By transforming the space within Free Market, formerly held by Little Owl Coffee, into an impromptu liquor store, adding to-go cocktails, outfitting an oasis-like patio in the Milk Market alleyway, collaborating with Bruto on daily specials and establishing an entirely new juice brand Good Thing — Waters’ adjustment has been more akin to M.C. Escher than the simple rotation “pivot” might suggest. He believes that nothing short of this multi-tiered technique could save his operation, even with it having been one of the better-liked locales to emerge in the neighborhood. “You know death through 1,000 needles, we’re going to have to survive through 1,000 things,” smiled Waters.

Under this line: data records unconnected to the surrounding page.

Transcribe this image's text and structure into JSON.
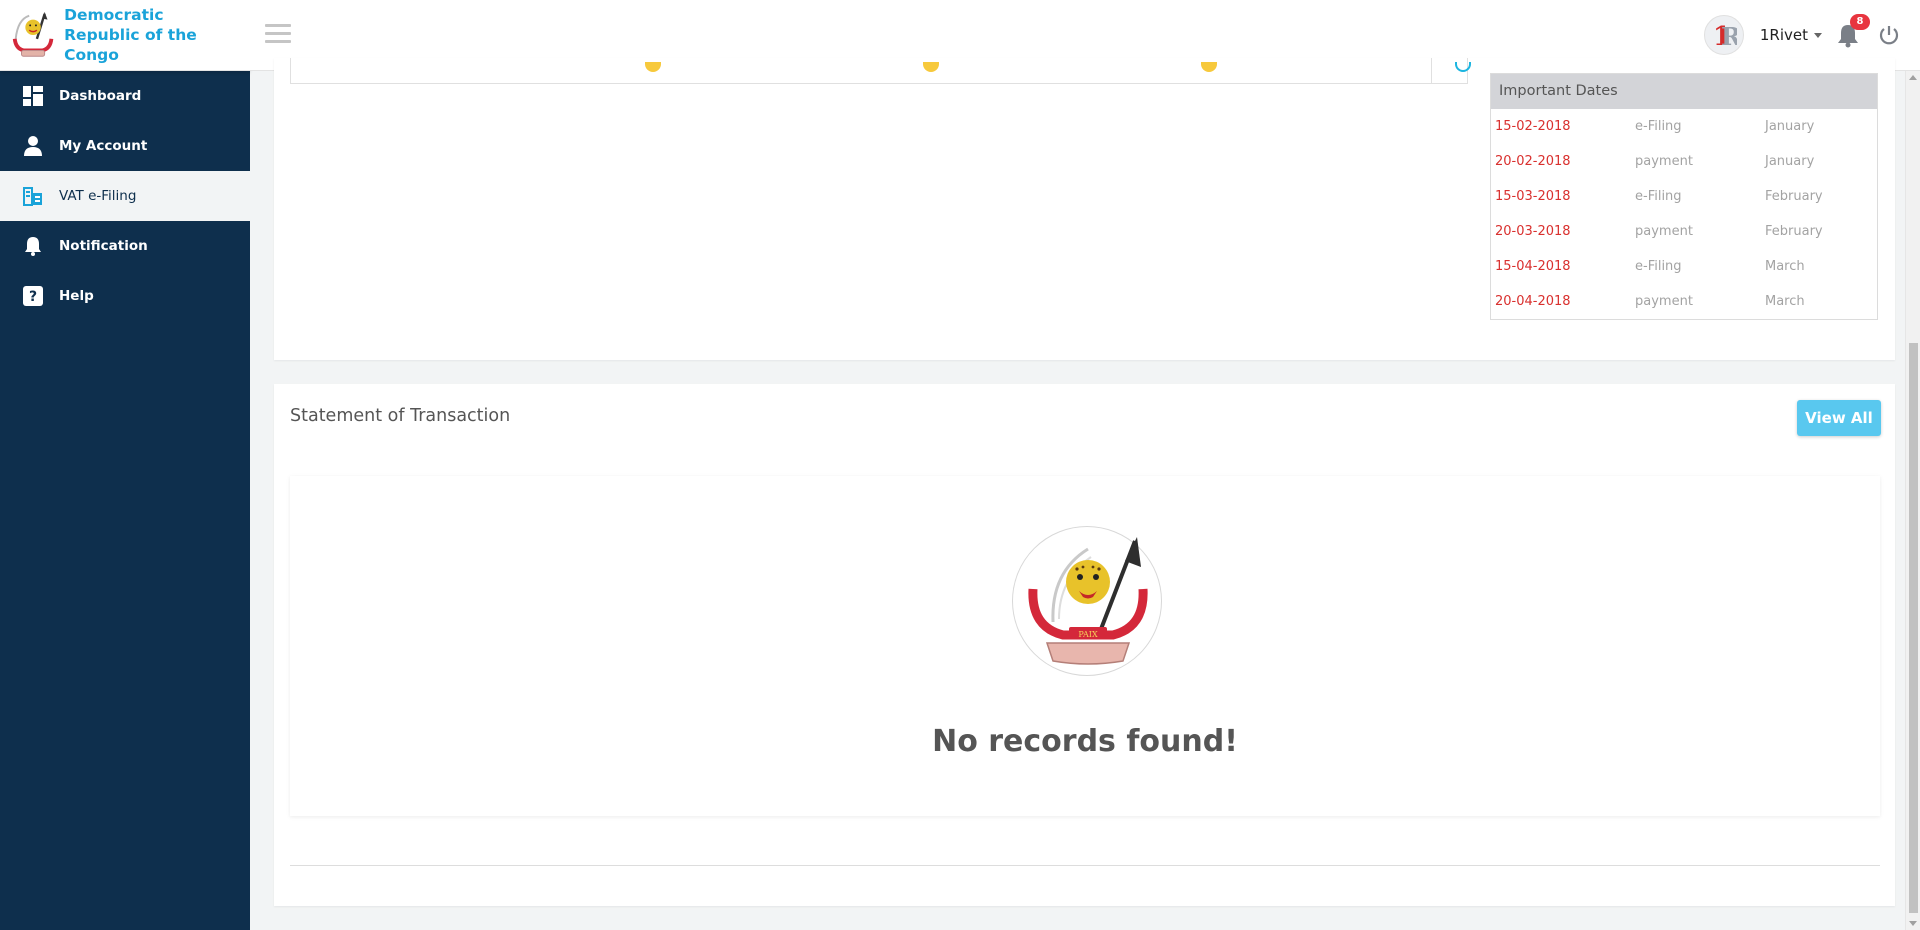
{
  "brand": {
    "line1": "Democratic",
    "line2": "Republic of the Congo"
  },
  "sidebar": {
    "items": [
      {
        "label": "Dashboard",
        "icon": "dashboard-grid-icon",
        "active": false
      },
      {
        "label": "My Account",
        "icon": "user-icon",
        "active": false
      },
      {
        "label": "VAT e-Filing",
        "icon": "vat-filing-icon",
        "active": true
      },
      {
        "label": "Notification",
        "icon": "bell-icon",
        "active": false
      },
      {
        "label": "Help",
        "icon": "help-icon",
        "active": false
      }
    ]
  },
  "header": {
    "user_name": "1Rivet",
    "notification_count": "8"
  },
  "important_dates": {
    "title": "Important Dates",
    "rows": [
      {
        "date": "15-02-2018",
        "type": "e-Filing",
        "month": "January"
      },
      {
        "date": "20-02-2018",
        "type": "payment",
        "month": "January"
      },
      {
        "date": "15-03-2018",
        "type": "e-Filing",
        "month": "February"
      },
      {
        "date": "20-03-2018",
        "type": "payment",
        "month": "February"
      },
      {
        "date": "15-04-2018",
        "type": "e-Filing",
        "month": "March"
      },
      {
        "date": "20-04-2018",
        "type": "payment",
        "month": "March"
      }
    ]
  },
  "statement": {
    "title": "Statement of Transaction",
    "view_all_label": "View All",
    "empty_message": "No records found!"
  },
  "colors": {
    "sidebar_bg": "#0e2f4d",
    "brand_text": "#1aa3d9",
    "accent_button": "#59c8ef",
    "date_red": "#d9302e",
    "badge_red": "#e8353f"
  }
}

After Little Owl shut down its Free Market location on March 16, the space sat unused with no definitive date for reopening. Waters requested its use at the end of June, opening as an outlet to sell prebatched cocktails and a massive stock of rare and carefully-selected bottles that had previously been housed in the downstairs bar. The patio was added in August when Waters received permits for making cocktails for on-site consumption. The upstairs location has been acting as Run For The Roses de facto base of operations, with the downstairs original opening only on Friday and Saturday evening for properly-distanced lounging. In addition to a range of weekly cocktail specials, patrons can also purchase Little Owl coffee and espresso drinks. Weekly drinks are developed by staff and are specifically designed to run through the backstock. “We gotta be scrappy with it, some cocktails wind up having some pretty special stuff,” said Waters.

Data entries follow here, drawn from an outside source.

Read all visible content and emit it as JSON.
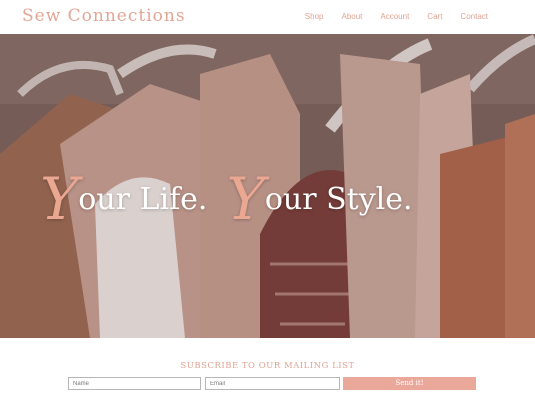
{
  "brand": "Sew Connections",
  "nav": [
    "Shop",
    "About",
    "Account",
    "Cart",
    "Contact"
  ],
  "hero": {
    "headline_line1_cap": "Y",
    "headline_line1_rest": "our Life.",
    "headline_line2_cap": "Y",
    "headline_line2_rest": "our Style."
  },
  "subscribe": {
    "title": "SUBSCRIBE TO OUR MAILING LIST",
    "name_placeholder": "Name",
    "email_placeholder": "Email",
    "button": "Send it!"
  },
  "colors": {
    "accent": "#e3a695",
    "button": "#eaa89a"
  }
}
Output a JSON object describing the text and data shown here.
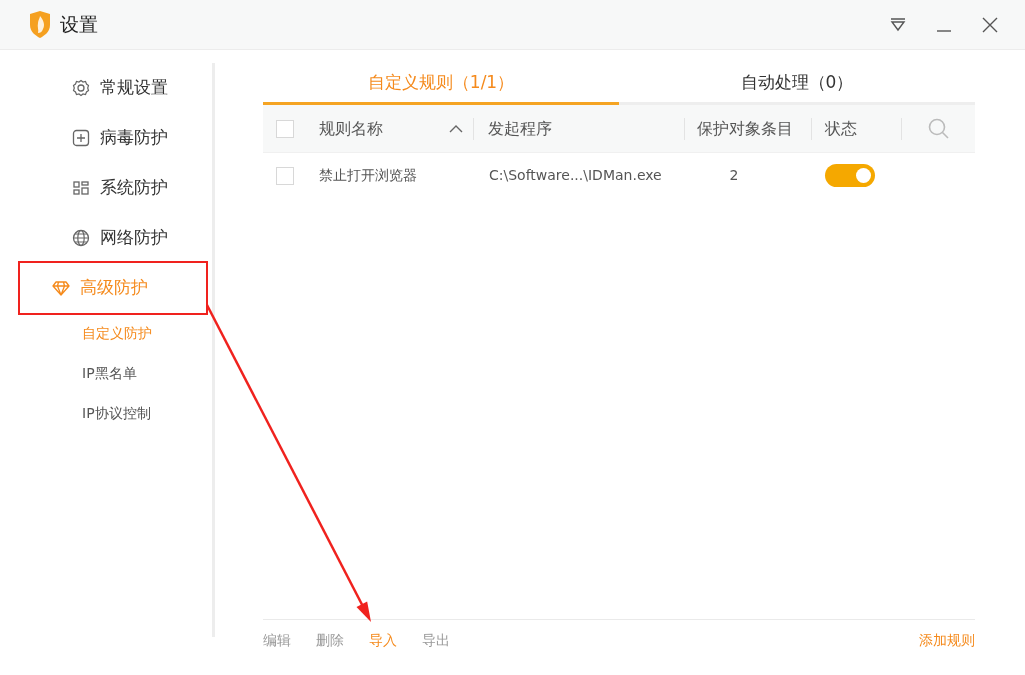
{
  "window": {
    "title": "设置"
  },
  "sidebar": {
    "items": [
      {
        "label": "常规设置",
        "selected": false,
        "highlighted": false
      },
      {
        "label": "病毒防护",
        "selected": false,
        "highlighted": false
      },
      {
        "label": "系统防护",
        "selected": false,
        "highlighted": false
      },
      {
        "label": "网络防护",
        "selected": false,
        "highlighted": false
      },
      {
        "label": "高级防护",
        "selected": true,
        "highlighted": true,
        "children": [
          {
            "label": "自定义防护",
            "selected": true
          },
          {
            "label": "IP黑名单",
            "selected": false
          },
          {
            "label": "IP协议控制",
            "selected": false
          }
        ]
      }
    ]
  },
  "tabs": [
    {
      "label": "自定义规则（1/1）",
      "selected": true
    },
    {
      "label": "自动处理（0）",
      "selected": false
    }
  ],
  "table": {
    "select_all_checked": false,
    "columns": [
      "规则名称",
      "发起程序",
      "保护对象条目",
      "状态"
    ],
    "rows": [
      {
        "checked": false,
        "name": "禁止打开浏览器",
        "program": "C:\\Software...\\IDMan.exe",
        "count": "2",
        "on": true
      }
    ]
  },
  "footer": {
    "actions": [
      {
        "label": "编辑",
        "hovered": false,
        "pointed": false
      },
      {
        "label": "删除",
        "hovered": false,
        "pointed": false
      },
      {
        "label": "导入",
        "hovered": true,
        "pointed": true
      },
      {
        "label": "导出",
        "hovered": false,
        "pointed": false
      }
    ],
    "add_button": "添加规则"
  }
}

Good Thing was developed while Waters brainstormed with his girlfriend Ashley Scarpelli. “It was her idea,” said Waters. The desire to extend his cocktail philosophy into a non-alcoholic version arrived in hopes of capturing the daytime market. “Not a lot of people are starting to drink at 11 a.m.,” laughed the bar owner. The roster currently features seven different options, each designed more to highlight flavor than health benefits. Feeling that the juice market has gone crazy in its attempt to sell a lifestyle, Waters believes Good Thing can favor enjoyment and clean living sans zealotry. Going local and organic whenever possible, the juice is hand-pressed on-site and is currently sold both at Run For The Roses and Little Owl’s downtown location.
The It Was a Good Day ($10) with orange, carrot, lemon, turmeric and mint is one of the most balanced of an already balanced bunch, the mint neatly tying together the bright range of flavors. The Don’t Kill My Vibe ($10) combines beets, lime, cucumber, ginger and celery for a more robust sip that tastes less earthy than many of its more root-forward counterparts. The Surviving the Times ($7) with watermelon, cantaloupe, basil and honey perhaps best exemplifies the flavor-forward principles. “Everything serves a purpose taste-wise,” said Waters of the foundation that has informed his cocktail making since day one.

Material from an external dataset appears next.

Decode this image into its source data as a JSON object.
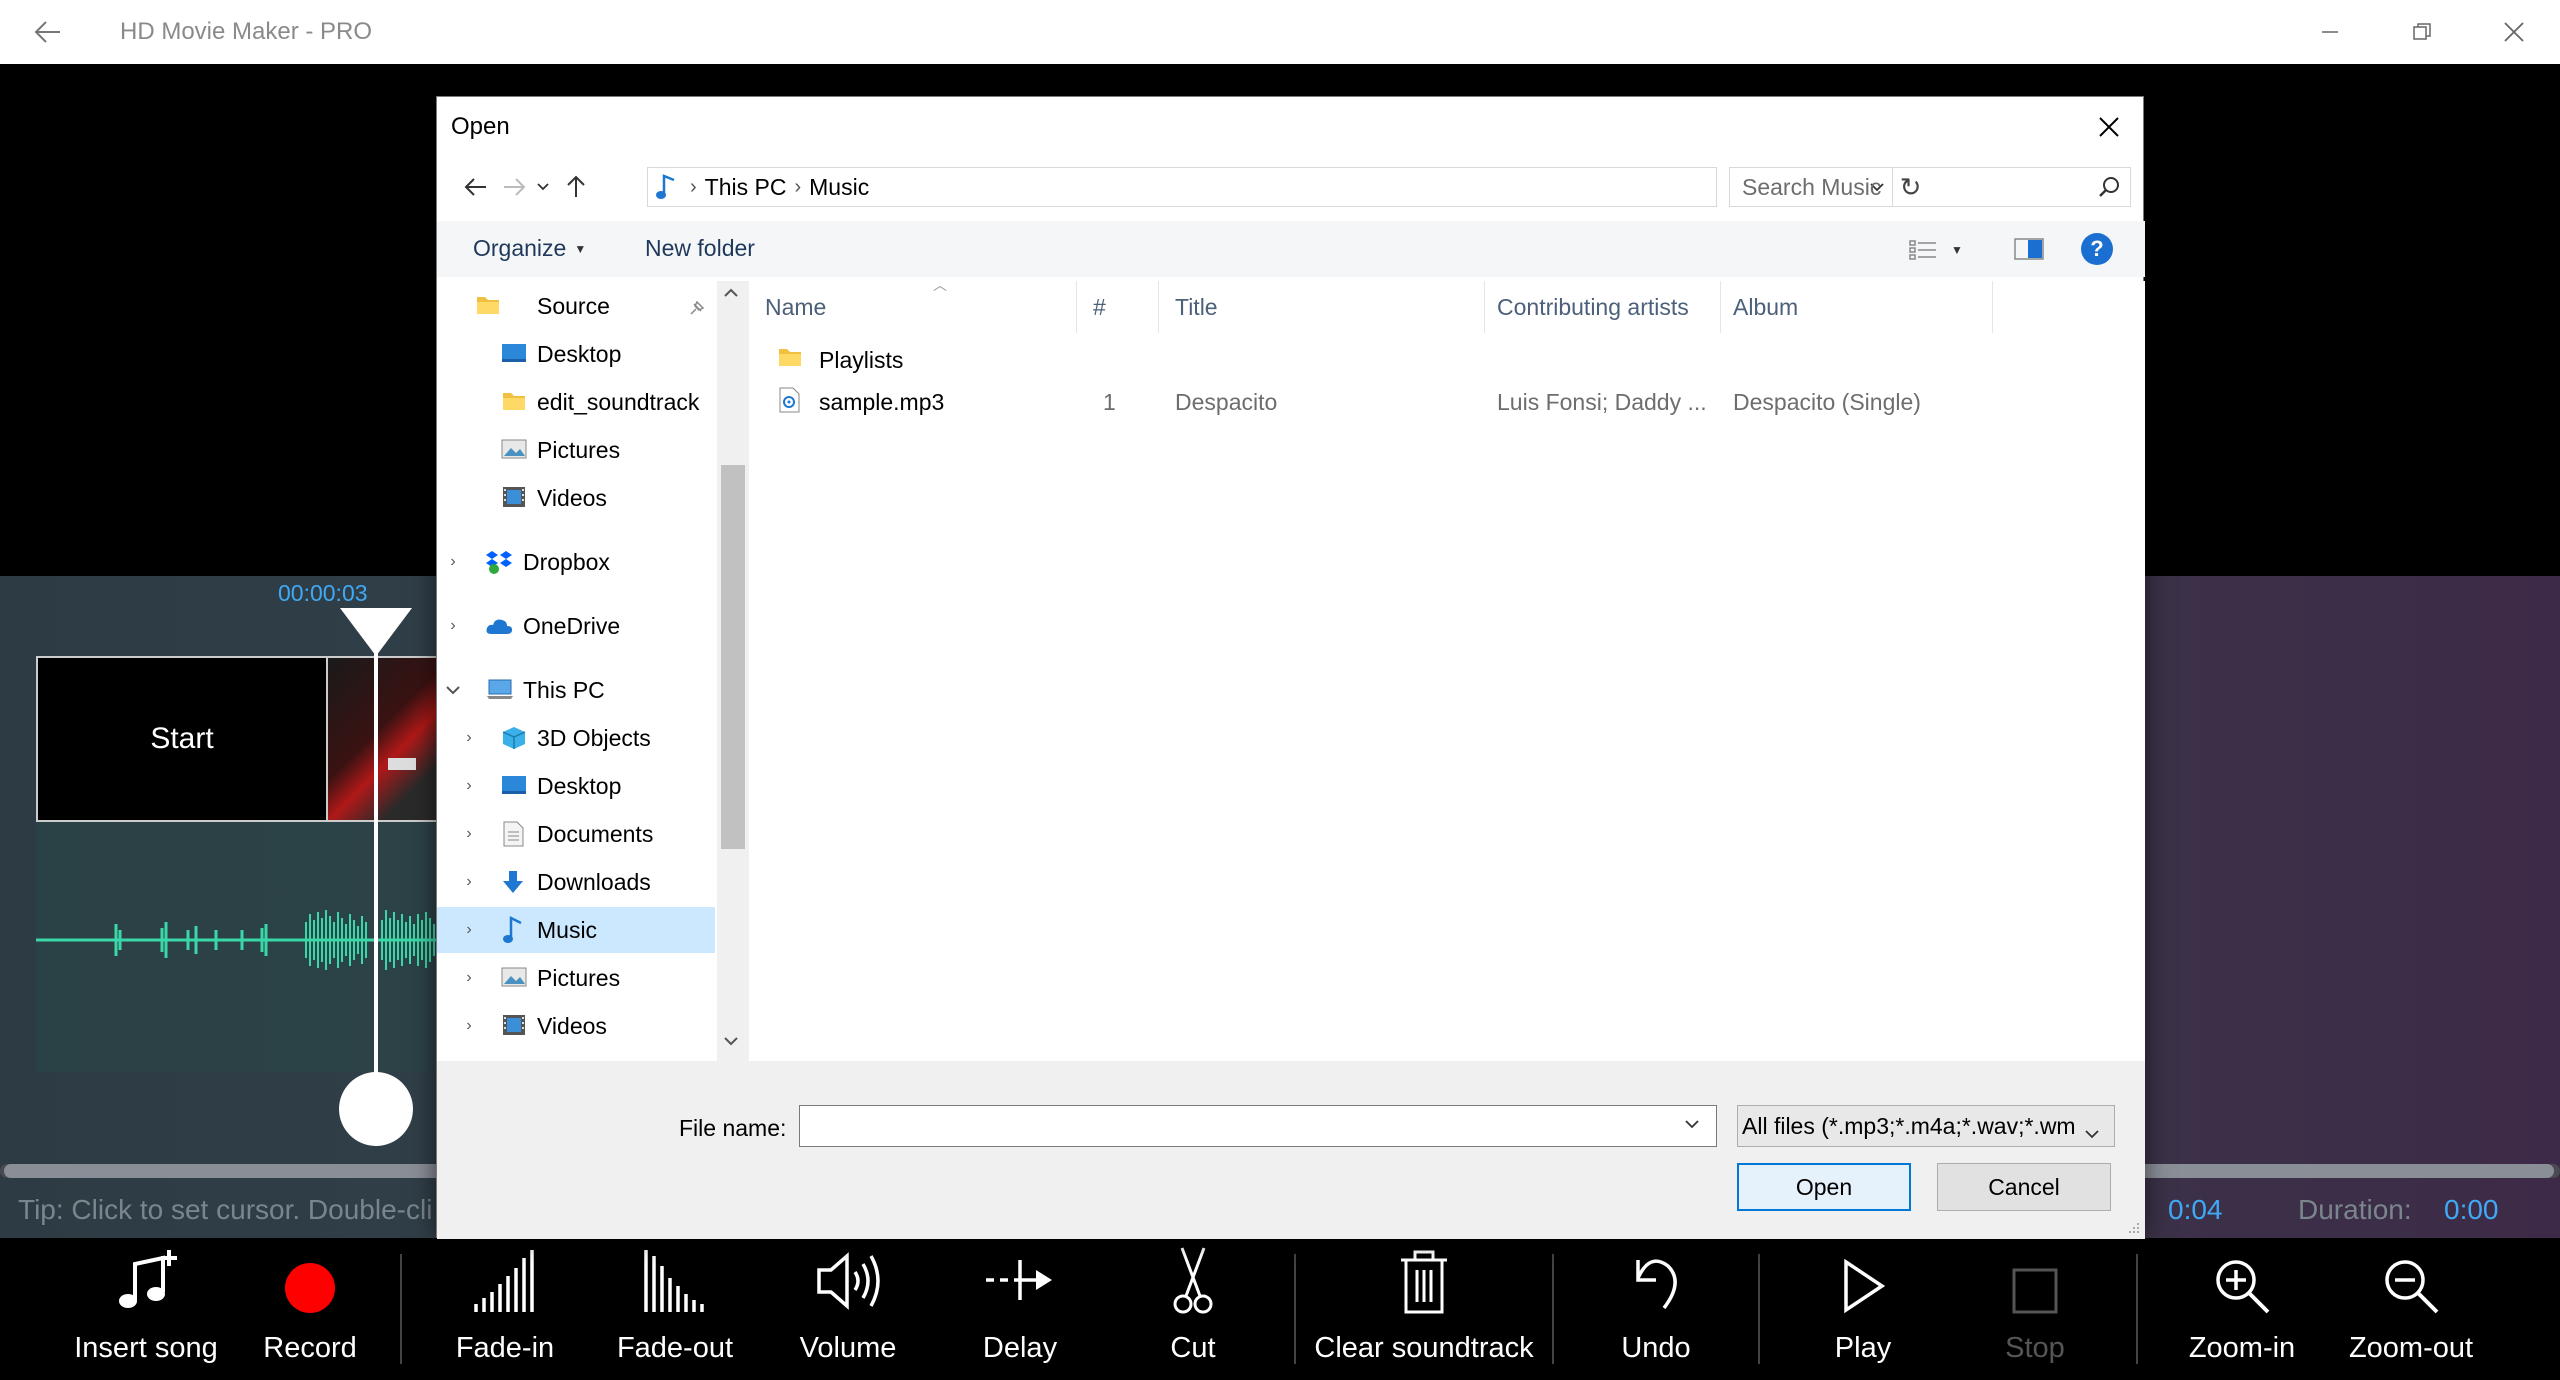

While Waters and Scarpelli are currently pressing only about 15 bottles of each flavor a week, he hopes to begin wholesaling as the brand gains traction. While each added business has been important in the durability of Run For The Roses, Waters says Good Thing has been the most profitable one outside of cocktails. Despite being developed out of necessity, he plans to continue the project indefinitely. “If we’re open we’re doing Good Thing,” said Waters.
Run For The Roses is located in Free Market at 1801 Blake St., Denver. The upstairs is open every day from 11 a.m. – 10 p.m., with downstairs being open Friday and Saturday from 5 – 11 p.m.